Konuah was manager for the 1952 Gold Coast Olympic team of athletes which made a maiden participation for the Gold Coast at the 15th edition of the event in Helsinki. Konuah said in interviews that the people of the host nation Denmark were friendly to the Ghana team. In August 1952, at a dinner party in Helsinki, Konuah was introduced to the Duke of Edinburgh. In September 1952, the team of eight athletes and two managers, returned to the Gold Coast.

In 1954, Konuah was team manager for Ghana at the 1954 Commonwealth Games in Vancouver, Canada. This was the first participation of the Gold Coast, now Ghana, in the Commonwealth Games.

==Personal life==
Konuah was married twice. His first marriage was to Adawa Crabbe with whom he had a son William Wallace Bruce-Konuah. Adawa died a year after giving birth to William. He married Rosina Konuah (née Vanderpuye) who was a pharmacist, a social worker and a registered nurse, for his second marriage in 1950. Konuah's second wife, Rosina, lived to be over 100 years old. She celebrated her 101st birthday in 2023 and was recognised as one of Vodafone Ghana's oldest customers. She died in 2023 at the age of 101.

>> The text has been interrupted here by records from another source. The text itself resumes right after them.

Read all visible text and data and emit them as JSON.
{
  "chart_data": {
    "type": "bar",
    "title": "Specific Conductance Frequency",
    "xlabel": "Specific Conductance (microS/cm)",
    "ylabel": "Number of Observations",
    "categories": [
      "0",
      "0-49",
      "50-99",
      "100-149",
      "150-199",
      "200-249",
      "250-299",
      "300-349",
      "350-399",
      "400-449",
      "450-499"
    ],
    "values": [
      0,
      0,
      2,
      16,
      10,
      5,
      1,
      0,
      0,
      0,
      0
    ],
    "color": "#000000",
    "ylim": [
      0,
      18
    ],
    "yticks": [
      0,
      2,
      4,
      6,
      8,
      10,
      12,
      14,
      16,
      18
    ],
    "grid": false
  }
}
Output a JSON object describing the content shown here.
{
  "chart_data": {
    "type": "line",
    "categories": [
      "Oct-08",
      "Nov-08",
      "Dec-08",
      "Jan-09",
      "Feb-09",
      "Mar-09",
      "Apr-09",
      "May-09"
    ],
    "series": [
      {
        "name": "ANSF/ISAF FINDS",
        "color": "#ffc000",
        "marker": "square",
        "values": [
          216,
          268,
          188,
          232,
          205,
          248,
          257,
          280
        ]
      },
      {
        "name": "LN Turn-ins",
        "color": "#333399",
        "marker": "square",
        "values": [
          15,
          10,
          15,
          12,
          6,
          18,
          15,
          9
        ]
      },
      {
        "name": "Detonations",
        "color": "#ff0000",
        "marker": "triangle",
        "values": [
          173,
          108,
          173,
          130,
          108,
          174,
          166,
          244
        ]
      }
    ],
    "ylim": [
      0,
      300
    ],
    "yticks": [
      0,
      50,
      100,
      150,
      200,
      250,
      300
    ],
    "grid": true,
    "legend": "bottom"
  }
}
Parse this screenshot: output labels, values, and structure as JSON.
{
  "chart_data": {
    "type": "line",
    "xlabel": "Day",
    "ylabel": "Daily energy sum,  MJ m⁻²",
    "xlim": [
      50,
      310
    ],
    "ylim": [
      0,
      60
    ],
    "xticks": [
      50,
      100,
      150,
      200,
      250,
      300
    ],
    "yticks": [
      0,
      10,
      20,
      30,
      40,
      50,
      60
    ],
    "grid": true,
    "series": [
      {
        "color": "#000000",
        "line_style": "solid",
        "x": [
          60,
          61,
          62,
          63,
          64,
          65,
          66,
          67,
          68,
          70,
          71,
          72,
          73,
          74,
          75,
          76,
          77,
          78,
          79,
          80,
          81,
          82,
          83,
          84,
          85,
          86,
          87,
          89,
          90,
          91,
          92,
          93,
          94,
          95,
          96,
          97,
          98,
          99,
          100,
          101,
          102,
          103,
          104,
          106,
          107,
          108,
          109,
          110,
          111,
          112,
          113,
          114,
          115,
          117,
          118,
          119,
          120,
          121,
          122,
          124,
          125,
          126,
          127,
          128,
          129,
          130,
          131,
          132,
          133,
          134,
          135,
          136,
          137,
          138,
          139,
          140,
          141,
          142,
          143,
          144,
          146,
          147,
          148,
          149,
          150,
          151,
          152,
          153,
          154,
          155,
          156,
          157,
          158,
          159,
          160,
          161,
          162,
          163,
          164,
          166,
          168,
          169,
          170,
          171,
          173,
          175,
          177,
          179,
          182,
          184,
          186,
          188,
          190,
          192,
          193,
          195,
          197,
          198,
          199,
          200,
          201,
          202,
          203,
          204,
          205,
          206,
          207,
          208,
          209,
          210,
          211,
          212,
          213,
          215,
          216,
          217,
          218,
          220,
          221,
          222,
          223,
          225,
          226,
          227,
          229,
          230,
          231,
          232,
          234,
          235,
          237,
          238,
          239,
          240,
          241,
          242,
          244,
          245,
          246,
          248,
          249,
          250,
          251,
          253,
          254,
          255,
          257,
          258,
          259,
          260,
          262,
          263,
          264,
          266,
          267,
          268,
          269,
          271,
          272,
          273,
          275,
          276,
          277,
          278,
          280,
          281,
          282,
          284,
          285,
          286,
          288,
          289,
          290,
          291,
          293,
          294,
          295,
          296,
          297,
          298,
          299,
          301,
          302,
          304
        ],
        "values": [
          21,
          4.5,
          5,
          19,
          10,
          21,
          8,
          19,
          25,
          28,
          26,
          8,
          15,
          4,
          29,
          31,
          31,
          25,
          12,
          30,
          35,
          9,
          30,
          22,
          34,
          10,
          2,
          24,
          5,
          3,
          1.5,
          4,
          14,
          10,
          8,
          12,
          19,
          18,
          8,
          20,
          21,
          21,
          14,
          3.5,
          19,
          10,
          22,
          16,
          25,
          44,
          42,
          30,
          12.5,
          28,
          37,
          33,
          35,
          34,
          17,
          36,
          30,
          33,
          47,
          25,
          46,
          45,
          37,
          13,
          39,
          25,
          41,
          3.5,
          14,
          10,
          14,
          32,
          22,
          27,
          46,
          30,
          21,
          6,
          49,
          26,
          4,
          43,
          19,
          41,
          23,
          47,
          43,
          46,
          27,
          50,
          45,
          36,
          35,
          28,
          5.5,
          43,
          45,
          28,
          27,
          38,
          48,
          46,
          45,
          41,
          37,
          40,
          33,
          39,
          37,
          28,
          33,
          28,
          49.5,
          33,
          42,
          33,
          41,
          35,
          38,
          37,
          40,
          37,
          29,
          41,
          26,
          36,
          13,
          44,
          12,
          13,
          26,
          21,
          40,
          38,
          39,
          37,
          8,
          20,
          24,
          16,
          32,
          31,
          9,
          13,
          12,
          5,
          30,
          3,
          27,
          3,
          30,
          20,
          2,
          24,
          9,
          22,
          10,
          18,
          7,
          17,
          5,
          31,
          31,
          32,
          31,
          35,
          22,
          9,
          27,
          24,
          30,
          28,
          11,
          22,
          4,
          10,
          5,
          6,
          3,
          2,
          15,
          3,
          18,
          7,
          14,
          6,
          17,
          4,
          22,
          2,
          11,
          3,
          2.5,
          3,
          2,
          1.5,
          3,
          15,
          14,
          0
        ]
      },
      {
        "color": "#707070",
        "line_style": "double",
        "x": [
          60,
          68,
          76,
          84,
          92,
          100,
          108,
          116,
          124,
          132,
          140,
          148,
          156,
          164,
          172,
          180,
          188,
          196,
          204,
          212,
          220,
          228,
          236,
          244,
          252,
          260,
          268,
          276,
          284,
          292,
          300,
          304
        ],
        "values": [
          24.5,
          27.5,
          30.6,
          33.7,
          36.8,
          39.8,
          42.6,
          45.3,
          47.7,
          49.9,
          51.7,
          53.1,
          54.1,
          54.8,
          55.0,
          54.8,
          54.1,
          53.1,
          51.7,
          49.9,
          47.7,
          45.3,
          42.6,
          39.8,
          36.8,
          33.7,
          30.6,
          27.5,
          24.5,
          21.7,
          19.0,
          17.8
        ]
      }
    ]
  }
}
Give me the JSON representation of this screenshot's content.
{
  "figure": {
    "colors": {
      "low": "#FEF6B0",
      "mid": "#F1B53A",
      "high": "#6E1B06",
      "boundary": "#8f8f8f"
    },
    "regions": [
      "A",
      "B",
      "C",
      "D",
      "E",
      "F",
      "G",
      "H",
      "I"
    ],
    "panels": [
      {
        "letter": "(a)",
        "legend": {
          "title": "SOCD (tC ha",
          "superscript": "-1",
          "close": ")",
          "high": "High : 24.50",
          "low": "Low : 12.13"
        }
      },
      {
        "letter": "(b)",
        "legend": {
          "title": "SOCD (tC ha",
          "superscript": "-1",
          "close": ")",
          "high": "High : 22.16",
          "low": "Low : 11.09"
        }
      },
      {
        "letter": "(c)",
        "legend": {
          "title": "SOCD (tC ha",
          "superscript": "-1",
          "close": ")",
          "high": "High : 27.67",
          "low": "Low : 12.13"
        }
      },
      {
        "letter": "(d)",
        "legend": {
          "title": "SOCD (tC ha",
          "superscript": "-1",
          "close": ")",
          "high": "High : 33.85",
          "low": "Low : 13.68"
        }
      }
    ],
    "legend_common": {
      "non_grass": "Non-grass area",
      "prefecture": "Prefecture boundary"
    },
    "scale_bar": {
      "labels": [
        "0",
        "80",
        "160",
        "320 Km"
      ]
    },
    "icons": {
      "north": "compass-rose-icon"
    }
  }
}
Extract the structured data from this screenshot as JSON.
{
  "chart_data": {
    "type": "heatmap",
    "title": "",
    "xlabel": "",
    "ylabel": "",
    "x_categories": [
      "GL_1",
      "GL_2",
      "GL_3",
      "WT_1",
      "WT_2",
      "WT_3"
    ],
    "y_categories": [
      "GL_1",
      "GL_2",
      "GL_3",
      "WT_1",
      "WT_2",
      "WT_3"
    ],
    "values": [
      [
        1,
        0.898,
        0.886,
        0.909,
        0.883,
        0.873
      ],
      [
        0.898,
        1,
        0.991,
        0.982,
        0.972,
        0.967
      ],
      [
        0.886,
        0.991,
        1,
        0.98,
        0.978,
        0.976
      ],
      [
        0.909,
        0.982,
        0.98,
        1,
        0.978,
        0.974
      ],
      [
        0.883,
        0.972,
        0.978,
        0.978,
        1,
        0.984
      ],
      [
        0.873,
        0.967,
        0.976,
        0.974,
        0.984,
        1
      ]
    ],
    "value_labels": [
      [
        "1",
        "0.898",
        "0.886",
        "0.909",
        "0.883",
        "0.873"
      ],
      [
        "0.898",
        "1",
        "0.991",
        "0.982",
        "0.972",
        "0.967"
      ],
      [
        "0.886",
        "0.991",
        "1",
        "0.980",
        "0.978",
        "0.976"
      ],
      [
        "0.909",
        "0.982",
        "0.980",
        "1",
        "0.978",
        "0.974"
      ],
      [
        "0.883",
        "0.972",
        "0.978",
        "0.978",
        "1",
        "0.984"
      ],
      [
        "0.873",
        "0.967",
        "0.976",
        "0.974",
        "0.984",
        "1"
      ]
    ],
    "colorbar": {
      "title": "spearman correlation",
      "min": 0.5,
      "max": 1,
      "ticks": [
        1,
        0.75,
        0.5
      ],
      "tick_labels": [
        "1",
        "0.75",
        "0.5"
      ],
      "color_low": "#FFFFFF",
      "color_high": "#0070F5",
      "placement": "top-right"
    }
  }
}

He was a freemason and a founding member of both Achimota Lodge and Lodge Accra Academy. These were lodges founded by alumni of Achimota School and Accra Academy. He was the first Primus of Lodge Accra Academy.

==Death==
Konuah died on 9 October 1979. He was 64 years and was serving as executive chairman of the Accra City Council. He was buried in November 1979.